Los golpes necesarios en la reja de la ventana; el rito de puesta en
alerta conocido de siempre, iniciado por el habitante de la casa:
-¿Quién va?
-Gente en paz, -respondió una voz desde fuera.
-Traigo agua ferruginosa, -dijo a modo de
contraseña, el inquilino, haciendo referencia al lugar del encuentro del último
asesinado.
-Me faltan tres eslabones, -fue la respuesta
contraria, enumerando al tercer muerto.
Se abrió la puerta dando paso a los dos matones:
el pelirrojo silencioso y el barbudo con bicolor en las pupilas. No habían
cambiado ni su apariencia ni la indumentaria, tampoco los modales bruscos y de
pocos amigos.
-He preparado otro ajuste de relaciones, -dijo el
jefe de la cuadrilla, comenzando a comentar el inminente trabajo, que deberían
realizar el par de matones. Va a ser muy sencillo si continuamos con nuestro
estilo. Nada de huellas. Idéntico modo de “pasaporte”. Colocación del cuerpo:
de cúbito supino con una herradura en la mano derecha, ya que lo encontrarán el
día de San Antón… de ahí “la calza de
burro” y un eslabón, como viene siendo costumbre que hagamos en este pueblo, en la izquierda.
Debemos finiquitar a Etelberto Puerto del
Retortero, vive en la calle Sol Naciente, número 27. Es de costumbres fijas,
por lo tanto no será difícil seguirlo y decidir el momento oportuno para
liquidarlo. Trabaja en sus labores no de la casa ni del campo, sino de
trapicheos varios. La obra nos la encarga, Avelino Lizana Casas-Rubias, alguien
cuya mujer y a escondidas se amanceba con el tal Etelberto. Causa de celos y
esos asuntos. Como el marido engañado es de buena fama externa, ha requerido
nuestra ayuda. Los amantes aprovechan para verse en los días, que “il cornutto”
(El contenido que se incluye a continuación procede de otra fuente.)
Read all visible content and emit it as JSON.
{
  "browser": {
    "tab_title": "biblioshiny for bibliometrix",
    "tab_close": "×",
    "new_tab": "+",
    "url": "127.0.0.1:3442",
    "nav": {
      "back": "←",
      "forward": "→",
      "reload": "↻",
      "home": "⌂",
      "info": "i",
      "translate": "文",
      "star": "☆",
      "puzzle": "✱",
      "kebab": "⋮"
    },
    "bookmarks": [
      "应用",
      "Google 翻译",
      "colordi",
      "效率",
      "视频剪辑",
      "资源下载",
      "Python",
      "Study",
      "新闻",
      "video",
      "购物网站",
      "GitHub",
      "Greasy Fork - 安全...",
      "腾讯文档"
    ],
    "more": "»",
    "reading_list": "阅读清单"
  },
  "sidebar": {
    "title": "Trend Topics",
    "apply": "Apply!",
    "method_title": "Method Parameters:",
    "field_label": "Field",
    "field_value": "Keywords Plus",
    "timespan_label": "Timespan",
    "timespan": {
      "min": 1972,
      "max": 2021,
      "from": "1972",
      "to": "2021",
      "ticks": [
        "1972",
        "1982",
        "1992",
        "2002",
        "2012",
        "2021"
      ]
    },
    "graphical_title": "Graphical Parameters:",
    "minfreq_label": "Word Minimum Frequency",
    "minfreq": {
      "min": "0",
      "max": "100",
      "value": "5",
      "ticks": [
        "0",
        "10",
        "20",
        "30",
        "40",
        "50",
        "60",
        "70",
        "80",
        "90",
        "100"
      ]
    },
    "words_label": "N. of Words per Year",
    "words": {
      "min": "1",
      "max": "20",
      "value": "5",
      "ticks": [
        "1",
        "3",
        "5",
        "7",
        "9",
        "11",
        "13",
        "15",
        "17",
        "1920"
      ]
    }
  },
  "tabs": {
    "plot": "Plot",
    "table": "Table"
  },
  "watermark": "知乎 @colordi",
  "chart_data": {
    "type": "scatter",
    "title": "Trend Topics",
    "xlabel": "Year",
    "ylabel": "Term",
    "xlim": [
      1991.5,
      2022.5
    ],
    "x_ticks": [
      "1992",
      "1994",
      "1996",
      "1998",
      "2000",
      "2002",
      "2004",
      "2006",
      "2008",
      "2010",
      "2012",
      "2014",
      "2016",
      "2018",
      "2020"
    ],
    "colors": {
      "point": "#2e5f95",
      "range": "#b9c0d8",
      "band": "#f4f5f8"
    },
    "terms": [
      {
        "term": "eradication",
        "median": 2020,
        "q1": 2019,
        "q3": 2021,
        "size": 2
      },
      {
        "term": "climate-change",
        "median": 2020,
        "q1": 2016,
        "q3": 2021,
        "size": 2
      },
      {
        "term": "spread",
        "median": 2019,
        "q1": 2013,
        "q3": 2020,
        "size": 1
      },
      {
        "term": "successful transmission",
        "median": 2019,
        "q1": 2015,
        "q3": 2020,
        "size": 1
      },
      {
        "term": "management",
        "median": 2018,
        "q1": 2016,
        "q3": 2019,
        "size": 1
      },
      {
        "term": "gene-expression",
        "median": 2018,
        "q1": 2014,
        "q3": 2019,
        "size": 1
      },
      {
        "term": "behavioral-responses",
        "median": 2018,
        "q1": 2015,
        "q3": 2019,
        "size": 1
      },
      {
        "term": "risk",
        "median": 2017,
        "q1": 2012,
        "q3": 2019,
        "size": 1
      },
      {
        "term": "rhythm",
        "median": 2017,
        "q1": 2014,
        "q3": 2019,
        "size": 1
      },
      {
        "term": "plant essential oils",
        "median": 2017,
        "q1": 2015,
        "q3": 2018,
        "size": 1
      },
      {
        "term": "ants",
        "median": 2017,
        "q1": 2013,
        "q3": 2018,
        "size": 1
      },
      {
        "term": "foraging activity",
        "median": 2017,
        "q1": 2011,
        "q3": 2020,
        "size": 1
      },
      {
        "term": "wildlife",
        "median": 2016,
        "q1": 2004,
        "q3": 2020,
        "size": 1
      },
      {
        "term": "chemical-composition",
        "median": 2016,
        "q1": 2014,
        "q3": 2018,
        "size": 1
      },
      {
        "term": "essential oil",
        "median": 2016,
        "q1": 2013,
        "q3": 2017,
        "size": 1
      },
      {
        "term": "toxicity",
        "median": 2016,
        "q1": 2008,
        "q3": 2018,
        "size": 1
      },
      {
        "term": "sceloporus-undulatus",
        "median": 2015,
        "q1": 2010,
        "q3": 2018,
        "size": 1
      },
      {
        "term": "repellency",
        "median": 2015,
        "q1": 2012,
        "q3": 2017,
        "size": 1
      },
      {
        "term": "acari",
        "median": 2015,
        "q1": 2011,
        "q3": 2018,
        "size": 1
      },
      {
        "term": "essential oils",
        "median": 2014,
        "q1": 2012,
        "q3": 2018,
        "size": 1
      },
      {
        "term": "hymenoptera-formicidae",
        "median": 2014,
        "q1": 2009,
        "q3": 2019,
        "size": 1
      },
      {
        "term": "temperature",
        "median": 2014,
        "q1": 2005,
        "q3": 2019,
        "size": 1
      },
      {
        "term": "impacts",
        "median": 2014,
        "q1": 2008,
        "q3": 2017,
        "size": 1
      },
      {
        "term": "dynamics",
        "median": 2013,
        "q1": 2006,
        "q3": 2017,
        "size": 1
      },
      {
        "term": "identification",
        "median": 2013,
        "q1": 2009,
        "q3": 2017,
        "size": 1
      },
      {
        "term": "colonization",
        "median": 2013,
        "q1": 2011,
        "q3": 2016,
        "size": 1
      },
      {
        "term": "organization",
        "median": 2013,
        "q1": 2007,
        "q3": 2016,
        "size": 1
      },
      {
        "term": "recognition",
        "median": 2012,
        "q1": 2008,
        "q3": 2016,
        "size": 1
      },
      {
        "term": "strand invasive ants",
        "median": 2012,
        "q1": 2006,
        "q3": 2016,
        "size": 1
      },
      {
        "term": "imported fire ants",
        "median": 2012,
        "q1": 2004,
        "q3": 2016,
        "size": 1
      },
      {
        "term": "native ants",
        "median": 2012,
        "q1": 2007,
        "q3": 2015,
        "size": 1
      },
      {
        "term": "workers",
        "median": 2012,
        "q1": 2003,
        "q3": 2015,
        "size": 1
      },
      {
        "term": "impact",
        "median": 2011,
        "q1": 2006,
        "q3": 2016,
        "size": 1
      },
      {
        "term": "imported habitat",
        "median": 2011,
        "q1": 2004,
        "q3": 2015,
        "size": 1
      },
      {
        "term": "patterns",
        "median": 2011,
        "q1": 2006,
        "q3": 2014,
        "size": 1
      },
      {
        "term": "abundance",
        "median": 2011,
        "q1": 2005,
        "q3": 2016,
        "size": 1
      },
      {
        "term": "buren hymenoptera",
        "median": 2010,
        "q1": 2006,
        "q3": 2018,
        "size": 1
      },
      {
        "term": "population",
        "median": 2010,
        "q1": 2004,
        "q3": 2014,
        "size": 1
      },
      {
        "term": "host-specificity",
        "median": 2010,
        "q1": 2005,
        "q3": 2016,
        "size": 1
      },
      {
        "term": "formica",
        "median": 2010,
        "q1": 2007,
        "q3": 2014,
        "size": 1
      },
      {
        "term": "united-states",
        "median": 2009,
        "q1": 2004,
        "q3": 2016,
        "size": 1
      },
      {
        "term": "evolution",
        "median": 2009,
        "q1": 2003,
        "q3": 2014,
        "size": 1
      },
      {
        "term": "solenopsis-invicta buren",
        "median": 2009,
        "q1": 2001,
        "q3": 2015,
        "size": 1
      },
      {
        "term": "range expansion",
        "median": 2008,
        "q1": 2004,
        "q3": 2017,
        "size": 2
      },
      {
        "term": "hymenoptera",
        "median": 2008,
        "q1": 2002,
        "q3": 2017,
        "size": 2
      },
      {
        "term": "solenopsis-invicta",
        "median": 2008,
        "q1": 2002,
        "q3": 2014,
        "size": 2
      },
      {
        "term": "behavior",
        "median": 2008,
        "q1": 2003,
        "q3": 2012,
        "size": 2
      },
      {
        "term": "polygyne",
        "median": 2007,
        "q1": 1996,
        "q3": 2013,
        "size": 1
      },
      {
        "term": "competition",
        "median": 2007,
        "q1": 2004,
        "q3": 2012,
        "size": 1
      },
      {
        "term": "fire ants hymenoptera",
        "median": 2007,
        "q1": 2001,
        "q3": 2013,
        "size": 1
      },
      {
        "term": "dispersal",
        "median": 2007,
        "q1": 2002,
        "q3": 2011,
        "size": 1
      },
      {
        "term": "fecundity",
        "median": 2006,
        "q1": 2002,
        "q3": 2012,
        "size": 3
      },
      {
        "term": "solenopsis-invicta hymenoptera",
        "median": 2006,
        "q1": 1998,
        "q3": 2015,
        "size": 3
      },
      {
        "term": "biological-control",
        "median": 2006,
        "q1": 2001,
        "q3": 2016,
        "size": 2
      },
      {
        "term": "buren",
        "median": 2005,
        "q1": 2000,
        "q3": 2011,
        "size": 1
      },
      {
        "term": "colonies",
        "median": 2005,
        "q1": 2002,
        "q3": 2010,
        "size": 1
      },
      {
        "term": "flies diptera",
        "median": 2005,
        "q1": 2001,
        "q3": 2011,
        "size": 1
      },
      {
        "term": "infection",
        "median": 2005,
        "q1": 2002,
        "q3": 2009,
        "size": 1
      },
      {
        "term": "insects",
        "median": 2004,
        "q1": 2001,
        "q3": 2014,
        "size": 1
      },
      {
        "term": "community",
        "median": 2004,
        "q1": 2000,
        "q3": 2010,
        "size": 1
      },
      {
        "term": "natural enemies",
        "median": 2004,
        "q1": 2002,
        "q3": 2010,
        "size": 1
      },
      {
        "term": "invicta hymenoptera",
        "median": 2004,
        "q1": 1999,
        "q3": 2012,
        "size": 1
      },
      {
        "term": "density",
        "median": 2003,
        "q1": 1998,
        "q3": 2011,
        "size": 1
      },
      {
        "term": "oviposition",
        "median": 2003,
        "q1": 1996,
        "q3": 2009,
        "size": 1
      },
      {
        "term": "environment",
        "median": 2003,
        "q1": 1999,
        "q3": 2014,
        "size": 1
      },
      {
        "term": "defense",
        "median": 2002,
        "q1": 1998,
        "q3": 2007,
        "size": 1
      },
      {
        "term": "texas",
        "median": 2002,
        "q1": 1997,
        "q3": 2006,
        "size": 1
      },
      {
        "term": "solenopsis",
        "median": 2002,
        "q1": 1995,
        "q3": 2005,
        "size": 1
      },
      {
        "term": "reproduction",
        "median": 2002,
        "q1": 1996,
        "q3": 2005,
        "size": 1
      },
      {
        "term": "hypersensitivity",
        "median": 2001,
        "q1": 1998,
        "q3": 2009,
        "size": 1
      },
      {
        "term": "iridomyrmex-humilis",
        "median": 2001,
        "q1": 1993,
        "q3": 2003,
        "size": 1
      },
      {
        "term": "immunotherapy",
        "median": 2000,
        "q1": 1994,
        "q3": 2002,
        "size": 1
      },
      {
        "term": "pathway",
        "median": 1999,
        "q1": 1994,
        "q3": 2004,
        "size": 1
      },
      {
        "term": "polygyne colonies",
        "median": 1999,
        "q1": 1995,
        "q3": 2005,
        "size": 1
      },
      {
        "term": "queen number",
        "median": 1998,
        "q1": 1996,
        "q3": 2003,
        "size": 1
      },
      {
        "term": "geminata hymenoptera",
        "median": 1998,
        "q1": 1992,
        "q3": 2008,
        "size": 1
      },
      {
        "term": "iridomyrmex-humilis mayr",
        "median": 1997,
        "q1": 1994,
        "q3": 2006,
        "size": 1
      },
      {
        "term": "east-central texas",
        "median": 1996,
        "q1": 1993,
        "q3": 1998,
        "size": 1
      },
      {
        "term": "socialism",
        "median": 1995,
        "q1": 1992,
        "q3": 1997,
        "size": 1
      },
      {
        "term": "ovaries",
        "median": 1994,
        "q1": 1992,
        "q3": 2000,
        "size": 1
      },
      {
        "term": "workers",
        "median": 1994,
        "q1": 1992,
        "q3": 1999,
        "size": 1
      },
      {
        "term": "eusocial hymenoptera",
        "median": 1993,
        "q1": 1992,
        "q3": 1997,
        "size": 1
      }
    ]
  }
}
se ausenta de casa por la necesidad del comercio. Próximamente marchará a
Bilbao por una invitación de la empresa “El tornillo veloz”, para una feria de
herramientas y productos de ferretería. Es por ello que nosotros actuaríamos en
ese tiempo.
-Supongo que como cualquier amante, escondido
aprovechará la media noche para entrar y la amanecida para salir de la casa,-
arguyó el “Pelirrojo”.
-Seguro, no lo dudes, ese será nuestro momento,
-respaldó “Pupilas”.
-Dicho queda, dejo el asunto en vuestras manos, yo
mientras continuaré haciéndome presente donde me vean estos palurdos
componentes de la justicia en este pueblo. A ver si terminamos pronto y nos
marchamos con viento fresco a la otra punta de España.